Il raconte les cris et les sirènes qui fills the airs, le chaos, le lancement des hostilités (rien de nouveau sous le soleil : bavure de flics), l’explosion soudaine ; mais aussi sa perplexité, la peur qu’il éprouve pour son peuple, son impuissance :
« Détroit est en train de cramer
Et je ne peux absolument rien y faire. »
Si John Lee Hooker se garde bien de faire de l’événement un feu de joie, de souffler sur les flammes, ce n’est pas le cas du groupe qui, un an plus tard, va reprendre sa chanson : le MC5. Cinq blanc-becs nourris au blues rugueux, proto-punks en puissance dotés d’une puissance de feu sonique à faire pâlir d’envie Motorhead [2]. 68, c’est l’année de leur premier album, enregistré live au Grande Ballroom, Kick out the jams (Balance la sauce !). Un manifeste pour freaks beuglards, méchant et crasseux, avec en prime une reprise remaniée du morceau de John Lee Hooker :
Ici, plus question de tergiverser. La vision perplexe et un tantinet effrayée de John Lee Hooker se change en cri primal : « Ouais, baby, Détroit est en train de cramer / et y’a rien qu’y puissent faire pour l’empêcher ». Surtout, ce que beuglent Rob Tyner et ses acolytes, c’est qu’ils sont du côté des Noirs, soutiennent leur lutte. Cri de rage : je suis peut-être un petit Blanc, mais je peux être mauvais moi aussi. En clair : bordel, on en est ! Et s’il faut craquer une allumette pour obtenir notre liberté et leur liberté, on va pas se gêner !
Il y aurait beaucoup à dire sur cette tentative de raccorder les luttes noires aux luttes freaks (à la même période, John Sinclair fonde la White Panther Party, calque du Black Panther Party), de réaliser l’union entre deux combats qui ont finalement beaucoup en commun.
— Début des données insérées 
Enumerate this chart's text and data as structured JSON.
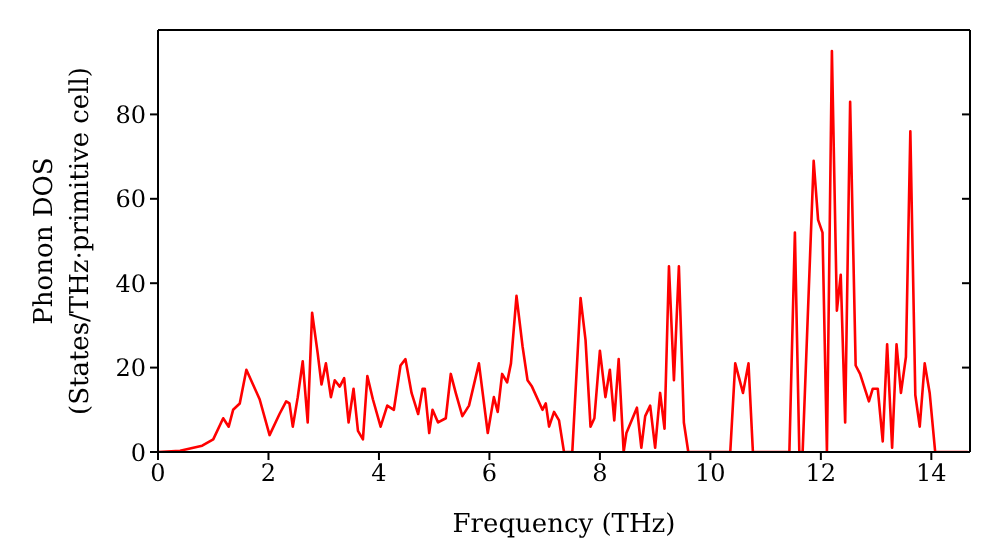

Quand le MC5 reprend John Lee Hooker, c’est évidemment symbolique : reconnaissance d’une dette musicale immense (sans le blues, pas de MC5, pas de rock, le néant) et aussi volonté de prendre position contre une Amérike méchamment réac. Comme l’écrit alors Jerry Rubin dans Do It, bible freak : « Les premières salves seront tirées avec un fusil noir et blanc par des fous prenant à bras le corps les racines de leur folie afin de s’en guérir. »
À ce sujet, un rapprochement avec le tout premier single des Clash, « White Riot », s’impose. Inspiré à Strummer par les émeutes noires du carnaval de Notting Hill (1976), le morceau incite les jeunes Blancs à prendre exemple sur les Noirs, à ruer dans les brancards [3] en beauté. Déterrer la hache de guerre, comme le font les frangins noir :
Bon, je suis loin d’avoir épuisé le sujet, mais, vois-tu, on est aujourd’hui le premier mai. Et, pour être franc, j’ai pas trop envie de m’attarder devant mon ordi, because d’autres réjouissances m’attendent. Le devoir m’appelle. D’ailleurs, s’il faut craquer une allumette...
Notes
[1] Peinture/collage d’un certain Mike Mitch. Le personnage central est John Lee Hooker.
[2] Ok, j’exagère.
[3] Quelques débiles virent dans le morceau une déclaration raciste. Quiconque a vraiment écouté les Clash et cette chanson sait que c’est un pur non-sens.
[4] A noter : sur cette version live, les Clash sont accompagnés de Jimmy Pursey, chanteur des dézingués Sham 69.